A roaring storm leaves Appaloosa buried under snow, making it all the more urgent that lawmen make it out to the Rio Blanco Bridge construction site, where there is reported trouble and lost communication. Appaloosa's sheriff and deputies head out first, but their continued absence means Territorial Marshals Virgil Cole and Everett Hitch will need to find out what happened at the bridge, what happened to the sheriff and who was behind it all. The presence of a traveling road show with a mysterious fortune teller who seems to have bewitched Everett complicates matters considerably.

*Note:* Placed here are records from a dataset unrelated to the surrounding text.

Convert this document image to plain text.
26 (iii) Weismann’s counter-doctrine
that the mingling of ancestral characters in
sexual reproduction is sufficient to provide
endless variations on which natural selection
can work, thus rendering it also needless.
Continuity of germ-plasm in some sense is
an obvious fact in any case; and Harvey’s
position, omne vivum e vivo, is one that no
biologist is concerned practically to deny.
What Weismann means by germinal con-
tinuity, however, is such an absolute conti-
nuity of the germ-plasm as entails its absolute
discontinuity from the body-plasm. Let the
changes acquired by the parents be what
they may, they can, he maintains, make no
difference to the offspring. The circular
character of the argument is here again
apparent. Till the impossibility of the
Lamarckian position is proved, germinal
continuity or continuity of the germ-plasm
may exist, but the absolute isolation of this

Again, although Bridge is better than River, it doesn't have to do a lot to cross that bar. Knott doesn't seem to know how to weave the fortune teller into the mix without leaving himself a realistic out, and that gives Bridge an X-Files or Twilight Zone quality that Parker's worlds pretty much can't accommodate, unless we're planning on moving this series into the realm of magical realism Westerns. He includes that absolute laziest of tropes, a Venial Clergyman (something Parker did all too often himself), and presses him into service as a way of letting Everett mock the particular style of faith the man claims to follow. The endgame is pretty shaky and not very firm, and leaves a lot in the air. It's not a cliffhanger where a reader can say, "I wonder what's going to happen!" It's more like a fizzle that prompts, "Does anybody here know what just happened?"

Probably at least a dozen authors have taken on the pen name "Tabor Evans" to write one of the 400-plus books in the "Longarm" series. If Knott is going to keep cranking out Cole and Hitch books that make people say, "Yeah, Virgil and Everett. So what," maybe Putnam ought to give one of them a call.